In Cahersiveen Mart, four more loads are expected on Thursday and manager Michael Kissane hopes this will mark the totality of importations for the company. The Mart has already imported 16 loads, since it initiated its emergency response operations on April 26 last.

"It's is so bad that farmers are losing three or four cattle in places and I know that as a fact," Mr Kissane said. "The bigger picture is an atmosphere of doom and gloom with the emotional stress people are under. It's just frightening to see it and lads are even now struggling to find the money to pay for the feed."

Thankfully the Mart is covered by Government subsidy and farmers are getting rebates via the Mart as soon as the money is couped.

Cahersiveen is sourcing its high-quality hay from the Anglia and Guilford regions of the UK and is selling it at cost to farmers in south Kerry. What the Mart is bringing in is supplying a vast area, from Glencar to Kells and Castlecove.

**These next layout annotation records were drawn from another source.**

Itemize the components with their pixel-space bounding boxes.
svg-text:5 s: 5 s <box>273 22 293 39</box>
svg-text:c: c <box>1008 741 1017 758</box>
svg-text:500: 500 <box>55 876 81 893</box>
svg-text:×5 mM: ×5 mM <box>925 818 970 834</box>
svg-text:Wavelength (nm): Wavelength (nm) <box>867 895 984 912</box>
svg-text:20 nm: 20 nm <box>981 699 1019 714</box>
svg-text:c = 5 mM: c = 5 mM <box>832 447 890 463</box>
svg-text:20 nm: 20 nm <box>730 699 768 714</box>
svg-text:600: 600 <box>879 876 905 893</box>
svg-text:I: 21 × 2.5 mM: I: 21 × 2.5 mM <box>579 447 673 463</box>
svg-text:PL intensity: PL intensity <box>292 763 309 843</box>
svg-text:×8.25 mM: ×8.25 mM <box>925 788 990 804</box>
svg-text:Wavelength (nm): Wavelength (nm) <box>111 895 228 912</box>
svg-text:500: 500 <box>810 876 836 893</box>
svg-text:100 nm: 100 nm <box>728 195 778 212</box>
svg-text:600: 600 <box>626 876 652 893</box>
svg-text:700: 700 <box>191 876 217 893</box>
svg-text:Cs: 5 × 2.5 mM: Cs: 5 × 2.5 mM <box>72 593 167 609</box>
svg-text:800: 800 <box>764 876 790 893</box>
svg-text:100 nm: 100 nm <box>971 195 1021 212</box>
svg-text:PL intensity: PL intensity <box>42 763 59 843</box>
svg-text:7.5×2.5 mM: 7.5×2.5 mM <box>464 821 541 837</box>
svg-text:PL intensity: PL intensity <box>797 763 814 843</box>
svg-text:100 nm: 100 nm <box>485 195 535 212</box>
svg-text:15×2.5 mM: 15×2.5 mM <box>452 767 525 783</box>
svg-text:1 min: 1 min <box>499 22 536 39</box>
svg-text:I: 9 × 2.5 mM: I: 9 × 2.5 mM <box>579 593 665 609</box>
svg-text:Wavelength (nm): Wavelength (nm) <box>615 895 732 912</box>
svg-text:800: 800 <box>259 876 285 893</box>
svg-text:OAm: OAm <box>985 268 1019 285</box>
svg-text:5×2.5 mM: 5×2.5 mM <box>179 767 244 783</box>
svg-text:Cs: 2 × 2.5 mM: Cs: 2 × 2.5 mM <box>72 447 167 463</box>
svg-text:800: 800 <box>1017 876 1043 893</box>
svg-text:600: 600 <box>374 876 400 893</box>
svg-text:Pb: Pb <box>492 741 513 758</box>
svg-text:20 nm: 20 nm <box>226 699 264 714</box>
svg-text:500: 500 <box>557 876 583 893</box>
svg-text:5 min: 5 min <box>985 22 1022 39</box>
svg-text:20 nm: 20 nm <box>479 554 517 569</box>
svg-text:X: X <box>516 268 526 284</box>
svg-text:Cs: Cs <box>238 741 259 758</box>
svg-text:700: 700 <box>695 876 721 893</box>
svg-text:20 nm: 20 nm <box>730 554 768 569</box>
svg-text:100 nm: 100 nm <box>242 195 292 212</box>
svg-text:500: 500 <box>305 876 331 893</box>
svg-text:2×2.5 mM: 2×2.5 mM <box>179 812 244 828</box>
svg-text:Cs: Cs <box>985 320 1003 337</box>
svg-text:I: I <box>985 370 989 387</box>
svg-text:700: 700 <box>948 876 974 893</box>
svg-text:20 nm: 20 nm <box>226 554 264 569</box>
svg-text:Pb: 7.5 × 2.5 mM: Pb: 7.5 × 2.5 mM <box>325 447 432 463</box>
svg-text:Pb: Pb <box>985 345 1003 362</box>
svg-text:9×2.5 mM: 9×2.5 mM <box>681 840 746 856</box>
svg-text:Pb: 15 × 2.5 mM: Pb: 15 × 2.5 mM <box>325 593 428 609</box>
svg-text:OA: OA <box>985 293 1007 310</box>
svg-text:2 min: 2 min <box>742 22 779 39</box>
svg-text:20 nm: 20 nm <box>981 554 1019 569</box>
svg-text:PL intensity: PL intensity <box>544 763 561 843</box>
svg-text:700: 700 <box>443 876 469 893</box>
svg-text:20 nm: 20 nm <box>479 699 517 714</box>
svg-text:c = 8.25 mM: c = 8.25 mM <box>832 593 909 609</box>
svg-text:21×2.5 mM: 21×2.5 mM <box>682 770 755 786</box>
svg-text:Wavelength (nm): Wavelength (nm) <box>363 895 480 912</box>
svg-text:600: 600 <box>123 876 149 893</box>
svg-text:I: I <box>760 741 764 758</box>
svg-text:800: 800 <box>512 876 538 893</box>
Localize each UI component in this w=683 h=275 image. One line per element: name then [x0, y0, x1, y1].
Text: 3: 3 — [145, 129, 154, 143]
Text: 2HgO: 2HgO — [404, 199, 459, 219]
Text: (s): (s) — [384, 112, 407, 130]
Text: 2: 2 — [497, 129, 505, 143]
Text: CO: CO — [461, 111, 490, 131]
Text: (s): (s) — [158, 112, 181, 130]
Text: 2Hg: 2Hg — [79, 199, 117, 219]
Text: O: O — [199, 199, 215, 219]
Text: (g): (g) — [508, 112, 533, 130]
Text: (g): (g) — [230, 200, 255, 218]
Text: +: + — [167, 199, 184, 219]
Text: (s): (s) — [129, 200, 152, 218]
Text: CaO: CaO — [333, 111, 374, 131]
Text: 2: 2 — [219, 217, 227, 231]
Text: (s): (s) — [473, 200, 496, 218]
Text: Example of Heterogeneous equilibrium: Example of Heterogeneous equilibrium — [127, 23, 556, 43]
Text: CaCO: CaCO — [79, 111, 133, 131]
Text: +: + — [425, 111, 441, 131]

"By Thursday we will have 20 loads brought in and we would expect that to be the end of it.

"It's all excellent quality and costing us £122.50 per tonne, with haulage costs at €1,650 to €1,850 per load and between thirty and fifty bales per load.

"It is costing farmers between €65 and €135 per bale depending on size," Mr Kissane explained.

The IFA meanwhile are mounting pressure on the State to secure enough winter fodder and recover the losses incurred during the crisis.

IFA spokesman in Kerry James McCarthy said the forecast for the weekend should go far in drying out the land, if it proves accurate.

IFA national President John Bryan has called on the Government to take action to support farmers.

"€9bn in exports and 300,000 jobs depend on farming. Government action now to support the sector would pay huge dividends by maintaining production levels, especially in the heavier soils and in vulnerable sectors, where farm families are being worst affected," he said.